The first line contains an integer N between 1 and 10 describing how many pairs of lines are represented. The next N lines will each contain eight integers. These integers represent the coordinates of four points on the plane in the order x1y1x2y2x3y3x4y4. Thus each of these input lines represents two lines on the plane: the line through (x1,y1) and (x2,y2) and the line through (x3,y3) and (x4,y4). The point (x1,y1) is always distinct from (x2,y2). Likewise with (x3,y3) and (x4,y4).

Output

There should be N+2 lines of output. The first line of output should read INTERSECTING LINES OUTPUT. There will then be one line of output for each pair of planar lines represented by a line of input, describing how the lines intersect: none, line, or point. If the intersection is a point then your program should output the x and y coordinates of the point, correct to two decimal places.

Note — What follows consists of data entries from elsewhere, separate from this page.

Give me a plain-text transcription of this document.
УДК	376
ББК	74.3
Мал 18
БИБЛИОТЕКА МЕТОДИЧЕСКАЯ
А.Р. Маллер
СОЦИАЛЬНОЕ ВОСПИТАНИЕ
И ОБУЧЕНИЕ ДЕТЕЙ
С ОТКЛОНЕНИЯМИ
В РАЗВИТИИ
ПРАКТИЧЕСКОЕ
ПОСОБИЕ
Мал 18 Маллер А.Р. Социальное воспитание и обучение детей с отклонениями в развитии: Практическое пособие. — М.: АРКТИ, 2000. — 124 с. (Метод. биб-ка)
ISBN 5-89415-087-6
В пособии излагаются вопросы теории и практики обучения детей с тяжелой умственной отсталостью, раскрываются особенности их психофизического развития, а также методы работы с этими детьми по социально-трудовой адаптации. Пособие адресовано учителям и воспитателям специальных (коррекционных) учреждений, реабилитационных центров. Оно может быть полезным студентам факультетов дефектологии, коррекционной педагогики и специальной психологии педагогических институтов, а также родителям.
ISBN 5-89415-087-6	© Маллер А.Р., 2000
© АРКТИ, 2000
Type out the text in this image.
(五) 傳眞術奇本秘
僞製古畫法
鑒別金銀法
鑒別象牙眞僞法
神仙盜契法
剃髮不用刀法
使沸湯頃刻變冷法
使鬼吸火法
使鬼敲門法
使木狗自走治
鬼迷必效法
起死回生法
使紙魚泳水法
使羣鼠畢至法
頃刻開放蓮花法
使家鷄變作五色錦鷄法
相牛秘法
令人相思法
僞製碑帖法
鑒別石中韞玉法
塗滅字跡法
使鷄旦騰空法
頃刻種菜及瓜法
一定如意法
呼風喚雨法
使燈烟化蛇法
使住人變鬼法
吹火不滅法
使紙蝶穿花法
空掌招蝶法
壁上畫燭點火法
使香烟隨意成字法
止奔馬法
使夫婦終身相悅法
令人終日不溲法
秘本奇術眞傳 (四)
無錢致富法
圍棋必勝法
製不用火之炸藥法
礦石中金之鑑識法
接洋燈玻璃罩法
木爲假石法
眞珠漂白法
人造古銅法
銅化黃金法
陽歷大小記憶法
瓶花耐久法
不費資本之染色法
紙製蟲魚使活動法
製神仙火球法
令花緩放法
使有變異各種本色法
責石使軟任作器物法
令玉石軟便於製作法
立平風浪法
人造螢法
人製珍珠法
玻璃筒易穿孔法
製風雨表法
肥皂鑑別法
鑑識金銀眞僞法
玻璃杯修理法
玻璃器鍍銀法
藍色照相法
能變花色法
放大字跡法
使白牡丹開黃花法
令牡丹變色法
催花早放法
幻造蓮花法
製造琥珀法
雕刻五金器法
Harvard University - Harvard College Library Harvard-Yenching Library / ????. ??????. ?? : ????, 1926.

The final line of output should read “END OF OUTPUT”.

Sample Input

5
0 0 4 4 0 4 4 0
5 0 7 6 1 0 2 3
5 0 7 6 3 -6 4 -3
2 0 2 27 1 5 18 5
0 3 4 0 1 2 2 5

Sample Output

INTERSECTING LINES OUTPUT
POINT 2.00 2.00
NONE
LINE
POINT 2.00 5.00
POINT 1.07 2.20
END OF OUTPUT

【分析】

大致題意：給出兩條直線，判斷這兩條直線的關係（重合，平行或相交），若相交還要輸出交點

題解：平面幾何入門題

以下用 $cross$ 表示叉積，用 $p_1,p_2,p_3,p_4$ 表示四個點， $p_1,p_2$ 表示 $l_1$， $p_3,p_4$ 表示 $l_2$

1. 若兩直線重合，則 $p_3$ 應該在 $l_1$ 上，且 $p_4$ 也應該在 $l_1$ 上，用叉積判斷一下即可
2. 若兩直線平行，則兩直線的叉積應為 $0$（可以理解成形成的平行四邊形面積為 $0$）
3. 若上述兩種情況都不符合，那就肯定相交，求交點可以用代數法（即求 $k$ 和 $b$），也可以用幾何法，這裡就不多說怎麼實現了，不懂的就上網搜吧

【程式碼】

#include<cmath>
#include<cstdio>
#include<cstring>
#include<algorithm>
#define eps 1e-8
using namespace std;
struct point
{
	double x,y;
	point(){}
	point(double x,double y):x(x),y(y){}
	point operator+(const point &a)  {return point(x+a.x,y+a.y);}
	point operator-(const point &a)  {return point(x-a.x,y-a.y);}
	double operator*(const point &a)  {return x*a.x+y*a.y;}
	double operator^(const point &a)  {return x*a.y-a.x*y;}
};
struct line
{
	point start,end;
}a,b;
point mul(point a,double k)
{
	return point(a.x*k,a.y*k);
}
bool Collinear(line a,line b)
{
	double s1=(a.end-a.start)^(b.start-a.start);
	double s2=(a.end-a.start)^(b.end-a.start);
	return fabs(s1)<eps&&fabs(s2)<eps;
}
bool Parallel(line a,line b)
{
	double s1=(a.end-a.start)^(b.end-b.start);
	return fabs(s1)<eps;
}
point inter(line p,line q)
{
	double s1=(p.start-q.start)^(p.end-q.start);
	double s2=(p.start-q.end)^(p.end-q.end);
	double k=s1/(s1-s2);
	return mul(q.end-q.start,k)+q.start;
}
int main()
{
	int n,i;
	scanf("%d",&n);
	int x1,y1,x2,y2,x3,y3,x4,y4;
	printf("INTERSECTING LINES OUTPUT\n");
	for(i=1;i<=n;++i)
	{
		scanf("%d%d%d%d",&x1,&y1,&x2,&y2);
		scanf("%d%d%d%d",&x3,&y3,&x4,&y4);
		a.start=point(x1,y1),a.end=point(x2,y2);
		b.start=point(x3,y3),b.end=point(x4,y4);
		if(Collinear(a,b))  printf("LINE\n");
		else  if(Parallel(a,b))  printf("NONE\n");
		else
		{
			point p=inter(a,b);
			printf("POINT %.2f %.2f\n",p.x,p.y);
		}
	}
	printf("END OF OUTPUT");
	return 0;
}